Specialty coffee is not just about a type of coffee, a coffee farmer, a roaster, or a barista. It is a complete supply chain that places quality as its top priority. Each link in the chain must work together flawlessly, as if one link fails, the entire chain could break, leading to the loss of all the hard work done.

To achieve a special coffee, there are three crucial factors that must be taken into account: preservation, transformation, and revelation of quality.

A roaster must preserve the quality of the green coffee they receive and turn it into the best version of roasted coffee. Similarly, a barista must preserve the quality of the roasted coffee and prepare the best possible cup of coffee, ensuring a great customer experience.

However, achieving a special coffee is not just about the process or the cup of coffee. Sustainability and the dignity, value, and well-being of all the people involved in the process are also essential factors to be considered. This is what makes us truly special coffee.

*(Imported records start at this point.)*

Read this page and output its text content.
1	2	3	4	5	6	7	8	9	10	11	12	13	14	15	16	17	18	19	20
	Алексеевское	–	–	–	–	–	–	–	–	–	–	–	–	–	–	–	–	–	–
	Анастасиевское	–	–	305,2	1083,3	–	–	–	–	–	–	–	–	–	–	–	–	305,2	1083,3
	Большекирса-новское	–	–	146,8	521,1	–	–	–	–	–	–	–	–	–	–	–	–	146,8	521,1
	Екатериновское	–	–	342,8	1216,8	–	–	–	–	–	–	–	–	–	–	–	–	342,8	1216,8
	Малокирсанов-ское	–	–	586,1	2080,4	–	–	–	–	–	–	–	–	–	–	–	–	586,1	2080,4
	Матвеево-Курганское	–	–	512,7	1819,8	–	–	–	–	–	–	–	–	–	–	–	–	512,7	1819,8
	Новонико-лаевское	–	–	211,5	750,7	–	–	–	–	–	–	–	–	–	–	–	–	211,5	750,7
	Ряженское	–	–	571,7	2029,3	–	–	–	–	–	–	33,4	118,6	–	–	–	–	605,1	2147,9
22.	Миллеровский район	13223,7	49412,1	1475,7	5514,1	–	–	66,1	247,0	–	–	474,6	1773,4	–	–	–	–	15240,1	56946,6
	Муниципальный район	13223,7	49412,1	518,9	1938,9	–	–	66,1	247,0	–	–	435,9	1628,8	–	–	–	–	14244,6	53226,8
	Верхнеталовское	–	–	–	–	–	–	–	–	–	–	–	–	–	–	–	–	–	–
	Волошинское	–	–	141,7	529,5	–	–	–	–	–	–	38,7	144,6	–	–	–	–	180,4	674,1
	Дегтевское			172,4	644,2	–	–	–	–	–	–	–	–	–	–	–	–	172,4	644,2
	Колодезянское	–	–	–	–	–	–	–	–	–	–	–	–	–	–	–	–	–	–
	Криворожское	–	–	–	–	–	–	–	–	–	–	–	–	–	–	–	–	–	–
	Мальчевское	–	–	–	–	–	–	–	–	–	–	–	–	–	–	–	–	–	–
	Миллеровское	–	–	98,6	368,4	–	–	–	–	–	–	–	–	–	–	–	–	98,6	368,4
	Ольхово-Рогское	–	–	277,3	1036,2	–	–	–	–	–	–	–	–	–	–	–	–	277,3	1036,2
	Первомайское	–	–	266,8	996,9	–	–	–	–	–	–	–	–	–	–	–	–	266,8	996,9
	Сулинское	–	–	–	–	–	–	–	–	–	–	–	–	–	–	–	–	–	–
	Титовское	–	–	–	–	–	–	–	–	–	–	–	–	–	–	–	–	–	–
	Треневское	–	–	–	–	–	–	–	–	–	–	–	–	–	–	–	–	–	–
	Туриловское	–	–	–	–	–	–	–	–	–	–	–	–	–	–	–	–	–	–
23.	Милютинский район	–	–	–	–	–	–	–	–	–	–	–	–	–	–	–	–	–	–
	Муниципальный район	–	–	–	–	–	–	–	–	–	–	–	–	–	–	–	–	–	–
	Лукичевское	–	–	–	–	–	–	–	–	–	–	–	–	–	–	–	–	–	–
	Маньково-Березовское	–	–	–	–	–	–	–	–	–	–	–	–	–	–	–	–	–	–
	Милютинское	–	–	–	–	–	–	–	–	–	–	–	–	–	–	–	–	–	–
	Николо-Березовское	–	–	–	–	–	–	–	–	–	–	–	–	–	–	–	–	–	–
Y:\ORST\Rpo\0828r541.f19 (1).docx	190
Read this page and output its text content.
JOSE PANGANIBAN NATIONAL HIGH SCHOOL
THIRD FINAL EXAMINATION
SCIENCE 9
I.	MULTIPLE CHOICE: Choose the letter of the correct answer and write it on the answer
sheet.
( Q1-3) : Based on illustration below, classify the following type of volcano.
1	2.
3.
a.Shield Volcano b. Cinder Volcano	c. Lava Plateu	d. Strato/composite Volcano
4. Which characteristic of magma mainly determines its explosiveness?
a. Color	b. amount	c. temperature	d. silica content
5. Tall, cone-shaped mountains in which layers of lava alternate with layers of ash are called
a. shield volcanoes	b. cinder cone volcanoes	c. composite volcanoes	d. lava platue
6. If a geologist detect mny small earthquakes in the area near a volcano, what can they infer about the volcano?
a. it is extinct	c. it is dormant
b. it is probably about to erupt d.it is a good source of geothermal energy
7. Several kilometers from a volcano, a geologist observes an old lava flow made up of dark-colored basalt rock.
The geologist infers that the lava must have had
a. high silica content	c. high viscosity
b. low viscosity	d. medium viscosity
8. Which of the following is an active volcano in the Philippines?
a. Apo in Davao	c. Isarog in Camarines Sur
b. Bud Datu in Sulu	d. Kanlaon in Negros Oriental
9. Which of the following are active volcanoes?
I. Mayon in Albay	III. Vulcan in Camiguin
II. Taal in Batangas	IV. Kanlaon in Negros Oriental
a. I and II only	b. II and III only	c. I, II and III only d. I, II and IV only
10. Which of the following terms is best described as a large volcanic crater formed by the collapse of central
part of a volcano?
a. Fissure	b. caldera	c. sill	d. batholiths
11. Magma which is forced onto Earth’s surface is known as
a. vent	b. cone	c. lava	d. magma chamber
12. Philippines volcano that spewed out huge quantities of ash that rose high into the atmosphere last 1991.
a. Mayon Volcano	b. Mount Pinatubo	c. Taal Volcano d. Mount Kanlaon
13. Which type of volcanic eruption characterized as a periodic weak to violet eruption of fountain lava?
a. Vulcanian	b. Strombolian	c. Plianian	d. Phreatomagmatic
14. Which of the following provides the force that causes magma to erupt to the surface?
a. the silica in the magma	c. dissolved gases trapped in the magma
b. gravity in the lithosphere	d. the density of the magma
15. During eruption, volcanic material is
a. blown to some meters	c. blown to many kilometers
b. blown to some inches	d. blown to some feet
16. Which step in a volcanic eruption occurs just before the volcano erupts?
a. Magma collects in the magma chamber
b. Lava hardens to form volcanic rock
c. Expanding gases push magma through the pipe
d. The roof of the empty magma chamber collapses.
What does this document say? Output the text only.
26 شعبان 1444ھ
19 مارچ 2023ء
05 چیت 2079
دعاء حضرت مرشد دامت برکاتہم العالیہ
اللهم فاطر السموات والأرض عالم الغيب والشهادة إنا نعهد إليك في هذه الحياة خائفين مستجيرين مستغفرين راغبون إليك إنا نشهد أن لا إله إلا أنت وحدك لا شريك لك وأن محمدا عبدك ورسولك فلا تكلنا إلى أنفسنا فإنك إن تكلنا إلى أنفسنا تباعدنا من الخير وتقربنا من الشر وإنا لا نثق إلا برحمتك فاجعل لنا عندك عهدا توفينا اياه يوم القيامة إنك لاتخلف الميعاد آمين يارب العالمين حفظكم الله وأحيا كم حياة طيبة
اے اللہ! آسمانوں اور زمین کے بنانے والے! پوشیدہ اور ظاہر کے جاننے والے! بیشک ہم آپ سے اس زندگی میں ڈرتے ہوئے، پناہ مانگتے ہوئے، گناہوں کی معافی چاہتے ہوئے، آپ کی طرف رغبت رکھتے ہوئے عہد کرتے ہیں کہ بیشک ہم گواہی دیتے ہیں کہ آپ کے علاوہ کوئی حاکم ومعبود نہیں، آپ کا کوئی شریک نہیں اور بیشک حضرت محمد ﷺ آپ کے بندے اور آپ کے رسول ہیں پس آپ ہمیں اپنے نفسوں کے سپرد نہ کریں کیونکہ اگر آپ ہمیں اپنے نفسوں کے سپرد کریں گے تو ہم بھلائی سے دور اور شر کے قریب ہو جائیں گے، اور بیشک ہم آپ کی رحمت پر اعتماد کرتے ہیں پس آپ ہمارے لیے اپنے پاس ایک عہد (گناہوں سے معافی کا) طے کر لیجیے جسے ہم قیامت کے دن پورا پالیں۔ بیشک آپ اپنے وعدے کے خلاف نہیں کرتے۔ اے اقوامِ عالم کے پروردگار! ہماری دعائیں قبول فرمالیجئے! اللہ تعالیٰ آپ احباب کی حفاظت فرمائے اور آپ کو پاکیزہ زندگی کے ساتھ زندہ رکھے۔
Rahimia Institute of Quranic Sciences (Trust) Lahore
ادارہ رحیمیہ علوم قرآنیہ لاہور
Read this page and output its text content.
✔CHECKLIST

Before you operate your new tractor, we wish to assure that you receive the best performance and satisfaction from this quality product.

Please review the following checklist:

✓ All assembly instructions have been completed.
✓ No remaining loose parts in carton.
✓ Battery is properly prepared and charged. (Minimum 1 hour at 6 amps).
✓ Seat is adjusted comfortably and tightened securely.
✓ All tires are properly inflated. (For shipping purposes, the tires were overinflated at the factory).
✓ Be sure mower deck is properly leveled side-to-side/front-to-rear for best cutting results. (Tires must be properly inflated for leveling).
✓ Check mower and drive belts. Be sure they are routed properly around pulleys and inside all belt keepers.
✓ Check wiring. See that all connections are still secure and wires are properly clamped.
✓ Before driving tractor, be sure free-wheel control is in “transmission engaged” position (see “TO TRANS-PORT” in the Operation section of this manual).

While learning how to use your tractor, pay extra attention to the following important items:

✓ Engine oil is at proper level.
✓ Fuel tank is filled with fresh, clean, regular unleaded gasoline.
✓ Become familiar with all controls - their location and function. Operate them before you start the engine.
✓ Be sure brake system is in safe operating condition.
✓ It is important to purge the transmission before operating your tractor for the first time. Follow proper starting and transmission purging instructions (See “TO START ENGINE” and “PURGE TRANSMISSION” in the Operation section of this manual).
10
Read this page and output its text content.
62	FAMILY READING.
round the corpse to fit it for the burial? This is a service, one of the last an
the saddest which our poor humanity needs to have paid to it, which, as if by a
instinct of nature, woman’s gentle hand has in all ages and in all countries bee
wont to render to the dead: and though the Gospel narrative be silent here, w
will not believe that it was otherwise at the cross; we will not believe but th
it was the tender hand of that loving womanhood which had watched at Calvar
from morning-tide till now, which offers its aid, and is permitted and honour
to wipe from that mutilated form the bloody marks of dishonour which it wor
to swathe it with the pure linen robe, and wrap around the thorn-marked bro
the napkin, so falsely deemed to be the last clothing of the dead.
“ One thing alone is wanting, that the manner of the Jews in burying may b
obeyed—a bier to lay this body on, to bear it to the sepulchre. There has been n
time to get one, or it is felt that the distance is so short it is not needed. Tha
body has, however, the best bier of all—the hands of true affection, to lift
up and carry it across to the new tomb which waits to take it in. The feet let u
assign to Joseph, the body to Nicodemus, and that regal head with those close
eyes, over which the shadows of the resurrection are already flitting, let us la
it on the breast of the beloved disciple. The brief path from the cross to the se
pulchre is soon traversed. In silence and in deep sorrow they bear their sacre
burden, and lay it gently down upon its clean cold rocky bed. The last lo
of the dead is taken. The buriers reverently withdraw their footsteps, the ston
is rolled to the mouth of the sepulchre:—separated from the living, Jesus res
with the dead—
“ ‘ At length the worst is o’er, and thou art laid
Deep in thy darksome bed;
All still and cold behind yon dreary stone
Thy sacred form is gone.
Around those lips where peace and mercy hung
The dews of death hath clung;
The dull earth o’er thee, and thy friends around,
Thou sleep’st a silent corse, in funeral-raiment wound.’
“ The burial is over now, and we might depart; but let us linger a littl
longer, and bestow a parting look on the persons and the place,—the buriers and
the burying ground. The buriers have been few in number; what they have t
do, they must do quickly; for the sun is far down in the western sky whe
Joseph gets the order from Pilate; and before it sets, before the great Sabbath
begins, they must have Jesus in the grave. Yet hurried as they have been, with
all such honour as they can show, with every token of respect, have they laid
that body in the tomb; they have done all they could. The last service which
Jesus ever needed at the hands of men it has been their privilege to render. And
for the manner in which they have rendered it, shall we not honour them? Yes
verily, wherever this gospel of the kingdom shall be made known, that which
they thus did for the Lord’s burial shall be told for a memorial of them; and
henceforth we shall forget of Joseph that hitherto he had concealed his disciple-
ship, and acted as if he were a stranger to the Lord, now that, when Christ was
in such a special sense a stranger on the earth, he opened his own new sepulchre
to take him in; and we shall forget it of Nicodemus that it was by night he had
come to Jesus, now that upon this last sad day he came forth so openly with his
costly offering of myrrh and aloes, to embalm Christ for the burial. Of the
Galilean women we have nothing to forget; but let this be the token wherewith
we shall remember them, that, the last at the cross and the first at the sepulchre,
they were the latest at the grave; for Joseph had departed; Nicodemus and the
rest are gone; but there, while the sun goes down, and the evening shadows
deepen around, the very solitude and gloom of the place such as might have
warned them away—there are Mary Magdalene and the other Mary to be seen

The definition of specialty coffee has evolved over time. Originally, it was believed that specialty coffee was solely produced in a unique geographic microclimate that produced beans with distinctive profiles. However, this definition did not consider the entire supply chain, which is critical. Many people are involved in the specialty coffee process, and all of them should be taken into account.

Unlike the wine industry, where one person or brand has access to the entire process, from growing grapes to bottling and selling the wine, coffee is entirely different. The process of producing coffee from planting to enjoying a cup can be summarized as follows:

  1. Analyzing the soil and climate to determine where to plant the seeds is critical to producing great coffee.
  2. Harvesting the coffee beans must be carried out when the cherries are ripe and handled by skilled laborers.
  3. The processing process varies depending on what the coffee grower wants, and the drying and threshing typically take place outside the farm, involving more people in the process.
  4. The selection and packaging of green coffee can be manual or automatic, and it plays a significant role in preserving the coffee's quality and extending its shelf life.
  5. The roaster and their team are responsible for revealing the best possible quality of green coffee they receive and turning it into the best possible version of roasted coffee.
  6. Finally, the experience in the cup is what coffee lovers are after, and it depends on the preparation by a barista or oneself.

All of these steps highlight the hard work and dedication of all the people involved in producing the diversity of Colombian coffee that we can enjoy in each cup.